The feeding frenzy has of course attracted congressional attention, but the push for tighter regulation is unlikely to go anywhere fast. The Credit Card Competition Act has been introduced every year since 2022 without effect. The bill’s aim is to cap the fees that credit card companies can charge on the merchants who accept them. Doing so would lower the companies’ revenues and as a result reduce the amount they could pay for the airline points. Congress would effectively become the arbiter of the points’ value, and the whole scheme would fall apart. The legislation, United’s C.E.O. Scott Kirby said upon its introduction, “would kill rewards programs. They would not exist anymore.” Neither airlines nor credit card companies—nor, for that matter, consumers, are willing to let that pass.
The reasons for mass buy-in are obvious. As it stands, if you don’t take advantage of the system, it takes advantage of you. Since credit card companies demand a cut of every commercial transaction, merchants slightly increase their prices to offset the fees they must pay. These price increases are passed on to the consumer—unless your card accrues points. In that case, the points your card collects (or the add-on benefits, such as lounge access, which you receive via your card membership) are more or less your compensation for participation. The trade-off isn’t exact, but it’s close enough. And anyway, if you don’t have a credit card that collects points, then you are getting taken for a ride. The higher prices you pay for goods and services help subsidize the points, the benefits, and all the other goodies of those whose cards do. They are the happy people in the credit card commercials; you are the loser watching them.
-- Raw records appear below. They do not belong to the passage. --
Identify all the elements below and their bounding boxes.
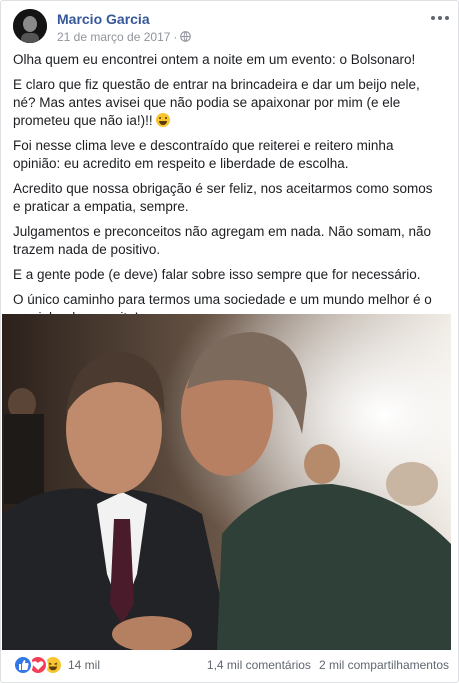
meta-separator: · <box>173 30 178 44</box>
post-header: Marcio Garcia 21 de março de 2017 · <box>13 9 449 45</box>
post-photo[interactable] <box>2 314 451 650</box>
post-card: Marcio Garcia 21 de março de 2017 · Olha … <box>0 0 459 683</box>
post-paragraph: Acredito que nossa obrigação é ser feliz… <box>13 181 433 214</box>
post-paragraph: E claro que fiz questão de entrar na bri… <box>13 76 443 130</box>
post-paragraph: Foi nesse clima leve e descontraído que … <box>13 138 394 171</box>
reactions-summary[interactable]: 14 mil <box>13 655 100 675</box>
post-paragraph: Olha quem eu encontrei ontem a noite em … <box>13 52 416 67</box>
post-date[interactable]: 21 de março de 2017 <box>57 30 170 44</box>
author-name[interactable]: Marcio Garcia <box>57 11 150 27</box>
post-text: Olha quem eu encontrei ontem a noite em … <box>13 51 443 334</box>
comments-count[interactable]: 1,4 mil comentários <box>207 658 311 672</box>
shares-count[interactable]: 2 mil compartilhamentos <box>319 658 449 672</box>
post-paragraph: Julgamentos e preconceitos não agregam e… <box>13 224 431 257</box>
more-options-icon[interactable] <box>431 13 449 23</box>
engagement-stats: 1,4 mil comentários 2 mil compartilhamen… <box>207 658 449 672</box>
post-paragraph: E a gente pode (e deve) falar sobre isso… <box>13 267 421 282</box>
globe-icon[interactable] <box>180 31 192 42</box>
avatar[interactable] <box>13 9 47 43</box>
paragraph-text: E claro que fiz questão de entrar na bri… <box>13 77 420 128</box>
post-meta: 21 de março de 2017 · <box>57 30 192 44</box>
reactions-count[interactable]: 14 mil <box>68 658 100 672</box>
like-reaction-icon <box>13 655 33 675</box>
grinning-emoji-icon <box>155 113 170 127</box>
post-footer: 14 mil 1,4 mil comentários 2 mil compart… <box>13 652 449 678</box>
I hardly need to rehearse these facts for many of my readers. Everyone knows that the credit card racket is, at some level, a predatory line of work. Somewhere along the way someone is taking advantage of you. It is not fair, but nothing is fair. I think this taken-for-granted knowledge is in large part to blame for the bestial behavior in airport lounges. These places are hunting preserves, and simply by entering one you activate your killer instincts. You have sunk so much into the card, the loyalty program, the expectations of preferred treatment—better take it for all it’s worth. Load up on food and booze, stuff your pockets with hot chocolate and tea packets, take a hot shower, book a massage. Then, when you’re done, peer out of the windows at all those poor dumb people hurrying through the terminal outside.
I wish I could say I was exaggerating, but this picture isn’t far from the truth. I have visited nearly two dozen airport lounges in North America and Europe this past year, and everywhere it is much the same. Just this past summer I was killing time in Washington, D.C.’s Amex lounge with my daughter. We were having a pleasant conversation with a traveling businessman. Suddenly his phone buzzed. He looked down. His flight was boarding. Panic! His eyes, previously placid, dilated. He bolted the beer he had been nursing. He quickly ordered another. Then he looked around in wild fury, desperate for something to grab on his way out. His eyes lit on a plate of chocolate chip cookies by the bar. He stuffed his blazer pockets full and dashed out the door. “And does he know that ten cookies is too many?” my daughter nearly shouted as he left. I’m sure he did know. But in the lounge, too many is not even enough.